BarbNet: Awn phenotyping with advanced deep learning, potential applications in the automation of barley awns sorting

Awns, bristle-like extensions on grass crops like wheat and barley, are vital for protection and seed dispersal, with barbs on their surface playing a crucial role. While the genetic basis of barb formation has been explored through genome-wide association and genetic mapping, the detailed analysis of these small, variable structures poses a challenge.

Existing methods, such as scanning electron microscopy, provide detailed visualization but lack the automation required for high-throughput analysis. Therefore, the development of advanced automatic image processing algorithms, especially deep learning-based methods, to accurately segment and analyze the complex morphology of barbs is important for better understanding and growing cereal crops.

In August 2023, Plant Phenomics published a research article titled "Awn Image Analysis and Phenotyping Using BarbNet ".

In this study, researchers developed BarbNet, a specialized deep learning model designed for the automated detection and phenotyping of barbs in microscopic images of awns.

The training and validation of BarbNet involved 348 images, divided into training and validation subsets. These images represented diverse awn phenotypes with varying barb sizes and densities. The model's performance was evaluated using binary cross-entropy loss and Dice Coefficient (DC), showing significant improvement over 75 epochs, with a peak validation DC of 0.91.

Further refinements to the U-net architecture, including modifications like batch normalization, exclusion of dropout layers, increased kernel size, and adjustments in model depth, led to the final BarbNet model.

This model outperformed both the original and other modified U-net models in barb segmentation tasks, achieving over 90% accuracy on unseen images.

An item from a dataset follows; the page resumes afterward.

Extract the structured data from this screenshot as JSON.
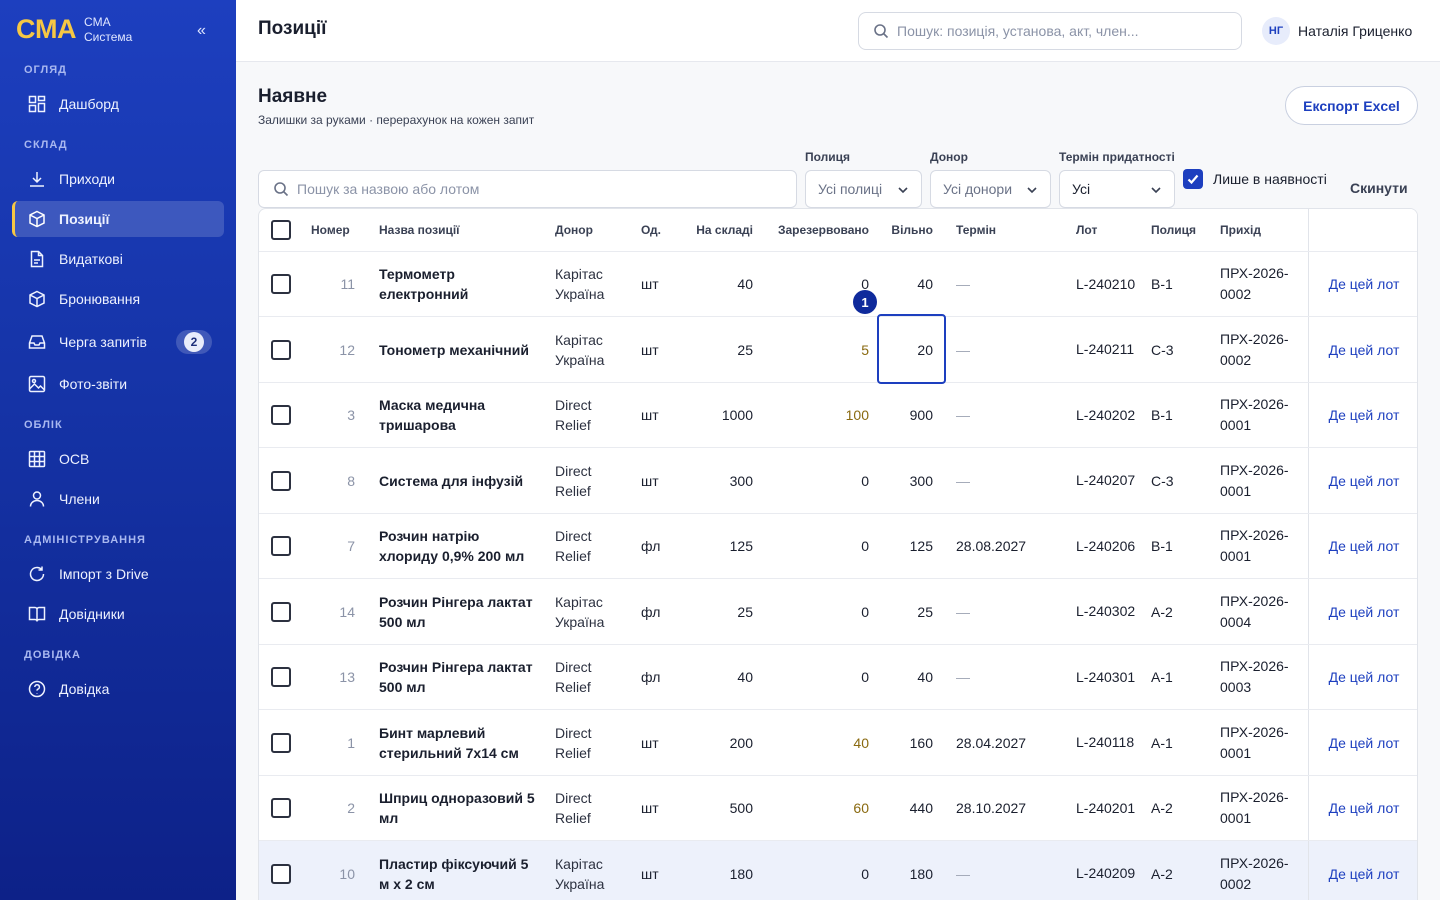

The researchers then conducted a comparative analysis of automated segmentation results with manual (ground truth) data, revealing high conformity (86%) between BarbNet predictions and manual annotations, especially in predicting barb count. Additionally, the researchers explored genotypic-phenotypic classification, focusing on four major awn phenotypes linked to two genes controlling barb density and size.

Using features derived from BarbNet-segmented images, they achieved accurate clustering of phenotypes, reflecting the corresponding genotypes.

The study concludes that BarbNet is highly efficient, with a 90% accuracy rate in detecting various awn phenotypes. However, challenges remain in detecting tiny barbs and distinguishing densely packed barbs. The team suggests expanding the training set and exploring alternative CNN models for further improvements.

Overall, this approach marks a significant advancement in automated plant phenotyping, particularly for small organ detection like barbs, offering a robust tool for researchers in the field.